Meta $META plans to begin manufacturing its in-house AI chip, code-named Iris, in September, according to an internal memo reviewed by Reuters. Falling under the umbrella of Meta's MTIA program — short for Meta Training and Inference Accelerators — Iris is one of four planned chip generations aimed at strengthening the AI systems running on Facebook and Instagram.
According to the memo, the chip cleared its bug-testing phase in roughly six weeks without turning up any significant problems. Broadcom $AVGO is serving as Meta's design partner on the chip, while Taiwan Semiconductor Manufacturing Co. has been tapped to handle its fabrication. By building its own silicon, Meta is seeking to cut spending on compute and loosen its reliance on third-party chip vendors including Nvidia $NVDA and Advanced Micro Devices.
March marked Iris's public debut, when Meta introduced it by its technical designation as part of a slate of four AI processors. That cadence — a new chip approximately every six months until 2027 — represents a significantly more aggressive schedule than the annual or slower release cycles common across the industry. Adopting the latest GPUs at Meta's scale "has been a heavy lift, and it has cost us time," the memo said.
The Iris chip is intended to supplement — not replace — the large volumes of GPUs Meta buys from Nvidia and AMD $AMD.
The chip production announcement is tied to a broader infrastructure push.

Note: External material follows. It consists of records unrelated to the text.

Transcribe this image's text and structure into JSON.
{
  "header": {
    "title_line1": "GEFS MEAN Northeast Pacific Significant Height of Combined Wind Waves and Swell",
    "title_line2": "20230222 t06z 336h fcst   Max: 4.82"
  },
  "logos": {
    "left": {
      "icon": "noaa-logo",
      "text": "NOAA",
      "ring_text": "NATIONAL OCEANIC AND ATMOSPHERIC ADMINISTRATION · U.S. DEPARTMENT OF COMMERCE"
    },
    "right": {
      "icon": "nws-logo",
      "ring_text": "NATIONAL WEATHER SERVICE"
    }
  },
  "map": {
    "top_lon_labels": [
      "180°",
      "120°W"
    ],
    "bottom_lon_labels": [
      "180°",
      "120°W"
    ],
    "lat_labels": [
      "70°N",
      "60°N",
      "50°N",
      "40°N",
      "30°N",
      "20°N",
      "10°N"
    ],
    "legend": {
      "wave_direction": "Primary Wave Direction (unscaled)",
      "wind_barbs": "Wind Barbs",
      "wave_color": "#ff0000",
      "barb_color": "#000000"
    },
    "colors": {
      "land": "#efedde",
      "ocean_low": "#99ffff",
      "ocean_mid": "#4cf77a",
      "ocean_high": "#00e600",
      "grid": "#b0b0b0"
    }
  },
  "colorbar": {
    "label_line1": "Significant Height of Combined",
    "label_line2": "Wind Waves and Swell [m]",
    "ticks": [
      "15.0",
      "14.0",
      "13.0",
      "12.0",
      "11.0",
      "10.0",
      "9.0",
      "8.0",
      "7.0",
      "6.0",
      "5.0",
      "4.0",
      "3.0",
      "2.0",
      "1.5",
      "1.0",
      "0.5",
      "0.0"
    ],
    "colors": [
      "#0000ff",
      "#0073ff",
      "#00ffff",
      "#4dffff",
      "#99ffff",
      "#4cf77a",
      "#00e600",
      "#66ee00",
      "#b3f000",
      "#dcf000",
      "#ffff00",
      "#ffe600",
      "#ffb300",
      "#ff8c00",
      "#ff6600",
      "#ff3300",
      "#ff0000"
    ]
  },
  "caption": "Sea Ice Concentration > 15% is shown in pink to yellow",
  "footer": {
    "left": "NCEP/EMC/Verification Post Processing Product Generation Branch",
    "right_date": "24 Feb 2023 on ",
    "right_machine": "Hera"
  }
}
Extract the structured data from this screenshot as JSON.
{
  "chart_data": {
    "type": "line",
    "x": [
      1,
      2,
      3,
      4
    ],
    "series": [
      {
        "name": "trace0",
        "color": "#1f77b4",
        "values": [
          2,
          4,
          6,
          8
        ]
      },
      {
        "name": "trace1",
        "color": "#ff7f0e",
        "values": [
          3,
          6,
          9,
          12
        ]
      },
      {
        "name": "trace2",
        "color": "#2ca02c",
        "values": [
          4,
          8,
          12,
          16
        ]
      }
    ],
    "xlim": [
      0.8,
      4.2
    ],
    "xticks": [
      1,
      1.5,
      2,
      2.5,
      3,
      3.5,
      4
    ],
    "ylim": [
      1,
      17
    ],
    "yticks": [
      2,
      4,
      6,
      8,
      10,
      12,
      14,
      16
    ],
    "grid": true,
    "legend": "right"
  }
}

The memo also outlined a two-step infrastructure expansion: seven gigawatts of computing capacity coming online in 2026, growing to 14 gigawatts by 2027. Meta's projected AI infrastructure spending for the year reaches as high as $145 billion.
Underpinning the expansion, the memo revealed that Meta has locked in extended supply contracts across several hardware categories: memory chips from Samsung Electronics, flash storage from Sandisk, and fiber-optic equipment from Sumitomo Electric. None of the three suppliers provided comment; Sandisk explicitly declined, while Samsung Electronics and Sumitomo Electric had not responded by press time. Meta likewise declined to comment.
The Iris production timeline fits into a broader custom silicon strategy Meta formalized with Broadcom earlier this year, when the two companies agreed to expand their partnership on custom AI chips through 2029, covering multiple MTIA generations. That deal included a commitment to deploy more than one gigawatt of computing capacity as an opening installment in a planned multi-gigawatt buildout. Meta has also struck a multiyear agreement with AMD to deploy up to six gigawatts of AMD Instinct GPUs, part of an effort to diversify its compute supply away from a single vendor.